The final take-away from CLAR is that MoJ thinking (and therefore potential investment) on civil legal aid appears to be years behind crime. While the MoJ now openly acknowledges that both aspects of the system are in crisis, and the recent consultation on attempts to shore up Housing Possession Court Duty Schemes shows willing, we still don’t have a formal, structured review of civil legal aid. Without such a commitment, how can we influence the process and hold the MoJ to account? And how can we be sure that the Treasury is even listening? The Autumn budget and spending review 2021 (HC 822, 27 October 2021) noted that government would invest to ‘increase the capacity of the civil legal aid sector’ (para 4.31, page 101). However, no actual spending, concrete plans or timelines were announced. This year, the MoJ will pilot and evaluate ‘early legal advice’ (Early Legal Advice Pilot Scheme Order 2022), but can a steadily declining civil legal aid sector survive if this relatively small pilot is the extent of MoJ ambition? The contrast with CLAR couldn’t be starker.

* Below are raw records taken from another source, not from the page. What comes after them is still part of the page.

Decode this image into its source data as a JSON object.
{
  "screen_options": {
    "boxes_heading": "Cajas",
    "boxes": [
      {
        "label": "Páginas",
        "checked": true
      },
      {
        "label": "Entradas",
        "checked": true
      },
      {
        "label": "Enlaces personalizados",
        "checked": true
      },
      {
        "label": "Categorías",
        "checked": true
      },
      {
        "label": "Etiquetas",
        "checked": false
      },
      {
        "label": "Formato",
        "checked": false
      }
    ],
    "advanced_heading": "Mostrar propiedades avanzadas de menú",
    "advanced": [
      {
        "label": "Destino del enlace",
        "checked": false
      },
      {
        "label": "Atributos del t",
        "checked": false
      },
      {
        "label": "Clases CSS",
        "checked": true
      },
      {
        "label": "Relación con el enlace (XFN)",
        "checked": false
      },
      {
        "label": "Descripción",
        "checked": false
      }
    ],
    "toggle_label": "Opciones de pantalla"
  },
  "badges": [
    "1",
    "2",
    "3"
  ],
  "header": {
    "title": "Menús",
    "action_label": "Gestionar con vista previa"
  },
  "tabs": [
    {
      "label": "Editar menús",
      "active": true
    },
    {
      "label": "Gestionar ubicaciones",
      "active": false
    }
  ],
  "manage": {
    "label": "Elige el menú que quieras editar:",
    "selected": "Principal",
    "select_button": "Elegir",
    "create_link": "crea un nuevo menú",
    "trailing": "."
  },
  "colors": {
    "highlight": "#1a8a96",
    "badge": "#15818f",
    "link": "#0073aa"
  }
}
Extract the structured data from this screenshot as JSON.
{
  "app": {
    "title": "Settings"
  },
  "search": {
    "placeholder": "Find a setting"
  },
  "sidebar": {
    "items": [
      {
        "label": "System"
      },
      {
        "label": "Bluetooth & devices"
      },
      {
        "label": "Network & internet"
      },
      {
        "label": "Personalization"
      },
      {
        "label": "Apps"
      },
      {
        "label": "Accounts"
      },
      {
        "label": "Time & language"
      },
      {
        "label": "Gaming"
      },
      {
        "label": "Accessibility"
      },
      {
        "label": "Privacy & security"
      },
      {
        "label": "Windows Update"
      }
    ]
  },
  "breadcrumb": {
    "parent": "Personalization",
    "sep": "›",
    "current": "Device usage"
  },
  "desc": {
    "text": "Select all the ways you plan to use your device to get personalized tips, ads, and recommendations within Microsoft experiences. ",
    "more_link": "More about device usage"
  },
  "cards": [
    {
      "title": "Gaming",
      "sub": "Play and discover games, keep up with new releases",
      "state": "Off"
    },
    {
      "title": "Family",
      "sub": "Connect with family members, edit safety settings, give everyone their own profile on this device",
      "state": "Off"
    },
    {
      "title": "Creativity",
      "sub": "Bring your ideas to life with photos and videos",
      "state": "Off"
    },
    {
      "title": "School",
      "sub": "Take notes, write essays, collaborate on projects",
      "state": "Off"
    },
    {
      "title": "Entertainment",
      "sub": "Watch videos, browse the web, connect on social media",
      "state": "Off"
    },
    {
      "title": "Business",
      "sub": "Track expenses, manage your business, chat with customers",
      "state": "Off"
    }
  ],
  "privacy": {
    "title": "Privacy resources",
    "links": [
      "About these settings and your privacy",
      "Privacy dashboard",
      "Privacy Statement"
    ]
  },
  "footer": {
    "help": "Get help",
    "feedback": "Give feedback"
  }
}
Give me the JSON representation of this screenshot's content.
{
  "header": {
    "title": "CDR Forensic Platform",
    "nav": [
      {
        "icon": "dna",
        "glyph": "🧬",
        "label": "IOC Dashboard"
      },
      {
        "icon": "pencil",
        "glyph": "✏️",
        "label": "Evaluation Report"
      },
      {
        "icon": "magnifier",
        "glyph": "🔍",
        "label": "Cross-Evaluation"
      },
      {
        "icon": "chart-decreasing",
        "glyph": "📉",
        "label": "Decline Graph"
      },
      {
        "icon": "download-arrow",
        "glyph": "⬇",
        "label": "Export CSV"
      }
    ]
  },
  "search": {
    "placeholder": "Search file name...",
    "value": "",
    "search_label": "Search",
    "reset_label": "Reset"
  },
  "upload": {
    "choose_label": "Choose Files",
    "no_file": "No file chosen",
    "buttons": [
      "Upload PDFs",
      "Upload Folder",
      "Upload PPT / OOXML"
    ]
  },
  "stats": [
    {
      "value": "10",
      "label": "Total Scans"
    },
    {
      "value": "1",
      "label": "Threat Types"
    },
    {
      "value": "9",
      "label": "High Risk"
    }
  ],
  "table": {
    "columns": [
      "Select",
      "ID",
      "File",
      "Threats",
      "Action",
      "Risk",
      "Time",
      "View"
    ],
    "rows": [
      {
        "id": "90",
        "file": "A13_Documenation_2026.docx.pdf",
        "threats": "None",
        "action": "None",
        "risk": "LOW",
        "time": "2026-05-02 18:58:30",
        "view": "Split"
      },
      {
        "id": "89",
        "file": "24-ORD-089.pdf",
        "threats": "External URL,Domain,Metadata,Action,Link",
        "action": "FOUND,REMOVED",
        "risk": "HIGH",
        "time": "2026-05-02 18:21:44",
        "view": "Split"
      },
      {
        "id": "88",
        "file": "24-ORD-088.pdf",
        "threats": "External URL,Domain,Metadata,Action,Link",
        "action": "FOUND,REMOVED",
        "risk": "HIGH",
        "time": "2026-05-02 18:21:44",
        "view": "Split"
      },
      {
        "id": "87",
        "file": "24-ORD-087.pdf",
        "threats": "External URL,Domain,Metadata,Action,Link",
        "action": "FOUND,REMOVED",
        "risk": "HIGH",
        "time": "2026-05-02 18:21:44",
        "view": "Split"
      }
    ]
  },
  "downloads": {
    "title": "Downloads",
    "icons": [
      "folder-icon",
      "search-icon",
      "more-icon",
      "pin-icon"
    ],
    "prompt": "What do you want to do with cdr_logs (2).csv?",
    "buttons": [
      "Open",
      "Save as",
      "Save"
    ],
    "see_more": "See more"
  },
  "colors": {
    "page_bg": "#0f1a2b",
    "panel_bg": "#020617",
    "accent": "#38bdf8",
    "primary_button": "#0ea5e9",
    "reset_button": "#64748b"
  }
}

Legal aid providers are a hardy bunch with long memories. After two or more decades of pernicious policy-making, it is understandable that many I speak to are wholly pessimistic about the future. But change is afoot within the MoJ. It is slow and it is underpowered, but it is there. The question for civil legal aid is whether it arrives soon enough, and with sufficient oomph, to stop more providers from lowering the shutters and leaving yet more clients out in the cold.

About the author(s)

Description: Chris Minnoch
Chris Minnoch is CEO of Legal Aid Practitioners Group.